Although sperm DNA damage has been known for many years, the acceptable rate of sperm with DNA damage in humans is controversial. Evenson et al. have determined that the likelihood of spontaneous pregnancy was lower in couples with a DFI>30%, reasonable in couples with a DFI between 15-30%, and higher in those with a DFI<15% (23). Spanò et al. have reported that the incidence of spontaneous pregnancy was significantly decreased in the couples with a sperm DFI>40% (14) and Bungum et al. suggested that incidences of pregnancy and delivery following IUI were significantly higher in the couples with a sperm DFI<27% (15).

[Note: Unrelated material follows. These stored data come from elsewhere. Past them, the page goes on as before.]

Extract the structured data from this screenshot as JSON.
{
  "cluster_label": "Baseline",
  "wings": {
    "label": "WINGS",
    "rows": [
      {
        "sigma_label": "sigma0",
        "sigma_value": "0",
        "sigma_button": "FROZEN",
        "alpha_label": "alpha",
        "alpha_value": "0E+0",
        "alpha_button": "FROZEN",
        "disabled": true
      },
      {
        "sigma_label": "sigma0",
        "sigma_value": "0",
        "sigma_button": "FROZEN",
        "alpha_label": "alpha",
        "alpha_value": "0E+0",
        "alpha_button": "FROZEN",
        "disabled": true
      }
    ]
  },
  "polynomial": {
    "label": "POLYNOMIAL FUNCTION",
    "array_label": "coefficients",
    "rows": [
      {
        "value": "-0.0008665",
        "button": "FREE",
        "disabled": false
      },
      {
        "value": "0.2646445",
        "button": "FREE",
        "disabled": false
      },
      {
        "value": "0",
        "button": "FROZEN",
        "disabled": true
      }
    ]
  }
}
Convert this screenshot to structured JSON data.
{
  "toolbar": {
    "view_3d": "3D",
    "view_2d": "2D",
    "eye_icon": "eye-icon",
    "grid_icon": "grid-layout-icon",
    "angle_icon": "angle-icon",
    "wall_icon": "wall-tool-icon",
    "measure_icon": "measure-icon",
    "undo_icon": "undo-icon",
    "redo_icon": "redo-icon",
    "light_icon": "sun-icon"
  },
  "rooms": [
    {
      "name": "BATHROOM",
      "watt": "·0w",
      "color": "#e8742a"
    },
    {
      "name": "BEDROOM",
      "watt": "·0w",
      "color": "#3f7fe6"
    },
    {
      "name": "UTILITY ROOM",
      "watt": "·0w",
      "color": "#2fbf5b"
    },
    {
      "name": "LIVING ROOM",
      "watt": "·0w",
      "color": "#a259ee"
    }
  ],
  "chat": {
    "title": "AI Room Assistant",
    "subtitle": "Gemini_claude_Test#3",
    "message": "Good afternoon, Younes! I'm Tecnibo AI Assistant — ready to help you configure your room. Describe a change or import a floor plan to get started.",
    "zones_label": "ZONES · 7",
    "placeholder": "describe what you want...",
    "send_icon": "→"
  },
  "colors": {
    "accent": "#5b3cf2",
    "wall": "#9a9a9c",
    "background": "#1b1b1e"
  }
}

It has been suggested that sperm DNA damage could be a late outcome of increased ROS levels, and therefore its resolution could take time (7, 34). Zini et al. have shown a statistically insignificant increase in the mean sperm concentration and percent of progressive sperm motility after microsurgical varicocelectomy, and a statistically significant decrease in sperm DNA damage (35). In addition, they have shown an improvement in sperm DNA integrity at the fourth month with continued improvement at the sixth month follow up after varicocelectomy. In our study, sperm DNA damage showed a regression after varicocelectomy, but did not reach the level of the sham group. This may be explained by either the short time interval that had passed after the varicocelectomy or the irreversible nature of the damage caused by the varicocele. This issue can be enlightened with future studies that include a larger number of subjects and a longer waiting period after the varicocelectomy.

The limitations of this study include the small number of rats used due to ethical reasons, observations of sperm DNA damage examined after different time periods following varicocelectomy, and the lack of an evaluation on the effects of sperm DNA damage on pregnancy rates.

Conclusion

The results of this study demonstrate that varicocele causes increased sperm DNA damage and varicocelectomy decreases this damage. Thus, it should be considered that sperm DNA damage which increased by varicocele may be decreased by varicocelectomy.